Salesforce.com Inc. (CRM), the online business-applications company, Tuesday suffered an outage that left thousands of businesses without access to data and applications.

The problem, caused by a network failure, affected all of the San Francisco company's world data centers for around 40 minutes. Salesforce.com has just under 60,000 customers, the company had said in November, although it didn't immediately comment on whether all of those were affected.

While the outage was resolved quickly, the problem underscores concerns that could make large corporate customers reluctant to embrace the "software as a service" model espoused by Salesforce.com.

The system should have triggered a "failover," allowing other redundant data centers to take over after the main ones failed, but this didn't happen. Staff eventually manually restarted the data centers.

In a message on the company's Website, Salesforce.com said it was "confident the root cause [of the problem] has been addressed by the work-around."

Salesforce.com said its technology team was working with hardware vendors to fully explain the problem, and would update its customers.

The company allows business customers to host applications and data on Salesforce.com's own servers, minimizing the need for costly and time-consuming software updates.

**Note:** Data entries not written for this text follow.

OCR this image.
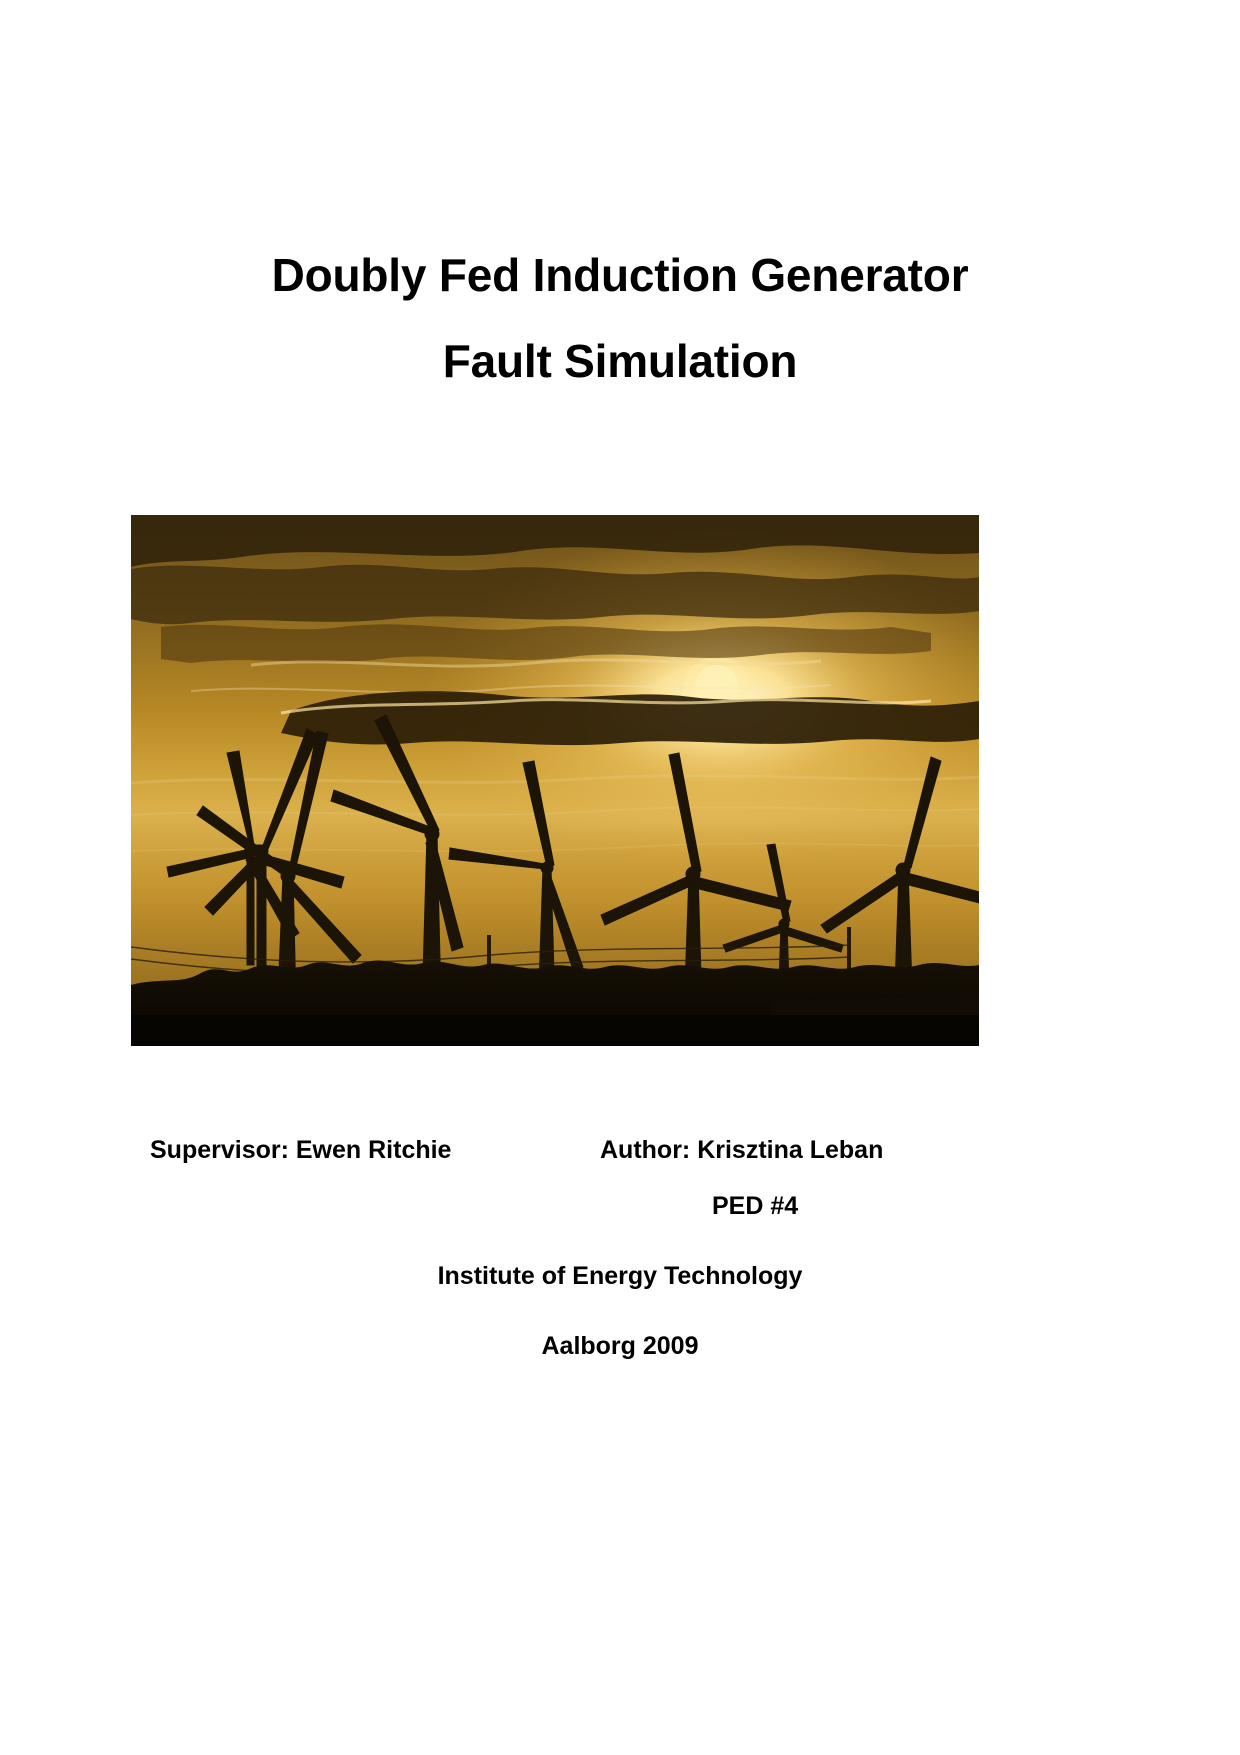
Doubly Fed Induction Generator
Fault Simulation
Supervisor: Ewen Ritchie	Author: Krisztina Leban
PED #4
Institute of Energy Technology
Aalborg 2009
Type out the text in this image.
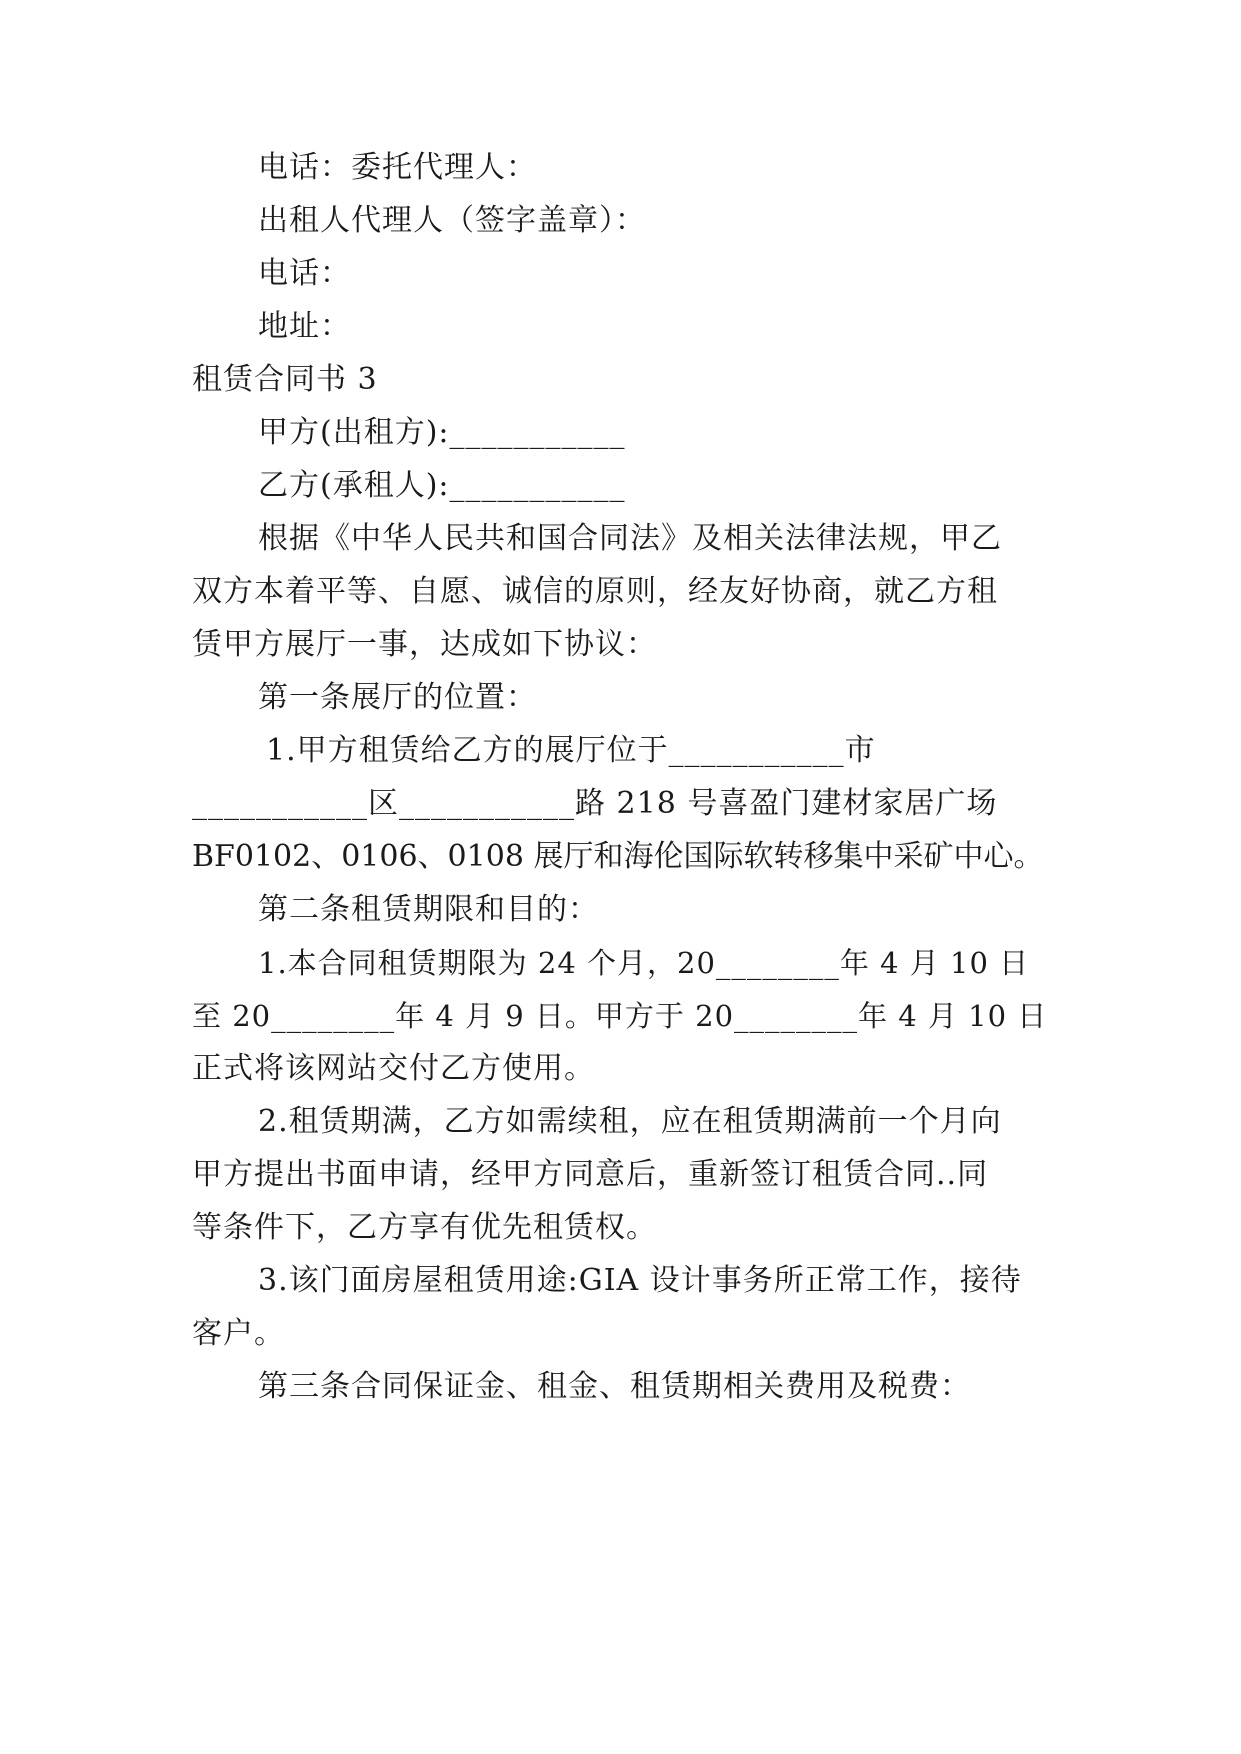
电话：委托代理人：
出租人代理人（签字盖章）：
电话：
地址：
租赁合同书 3
甲方(出租方):___________
乙方(承租人):___________
根据《中华人民共和国合同法》及相关法律法规，甲乙
双方本着平等、自愿、诚信的原则，经友好协商，就乙方租
赁甲方展厅一事，达成如下协议：
第一条展厅的位置：
1.甲方租赁给乙方的展厅位于___________市
___________区___________路 218 号喜盈门建材家居广场
BF0102、0106、0108 展厅和海伦国际软转移集中采矿中心。
第二条租赁期限和目的：
1.本合同租赁期限为 24 个月，20________年 4 月 10 日
至 20________年 4 月 9 日。甲方于 20________年 4 月 10 日
正式将该网站交付乙方使用。
2.租赁期满，乙方如需续租，应在租赁期满前一个月向
甲方提出书面申请，经甲方同意后，重新签订租赁合同..同
等条件下，乙方享有优先租赁权。
3.该门面房屋租赁用途:GIA 设计事务所正常工作，接待
客户。
第三条合同保证金、租金、租赁期相关费用及税费：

Users pay for the applications and services on a per-use basis.

While shutdowns like this are rare for Salesforce.com, one IT security specialist, who didn't want to be named, said that they posed significant security risks for the company's customers. A shutdown of even 40 minutes could potentially infect thousands or tens of thousands of customers with viruses, this person said. Salesforce.com didn't immediately respond to a question about whether the outage led to any security breaches.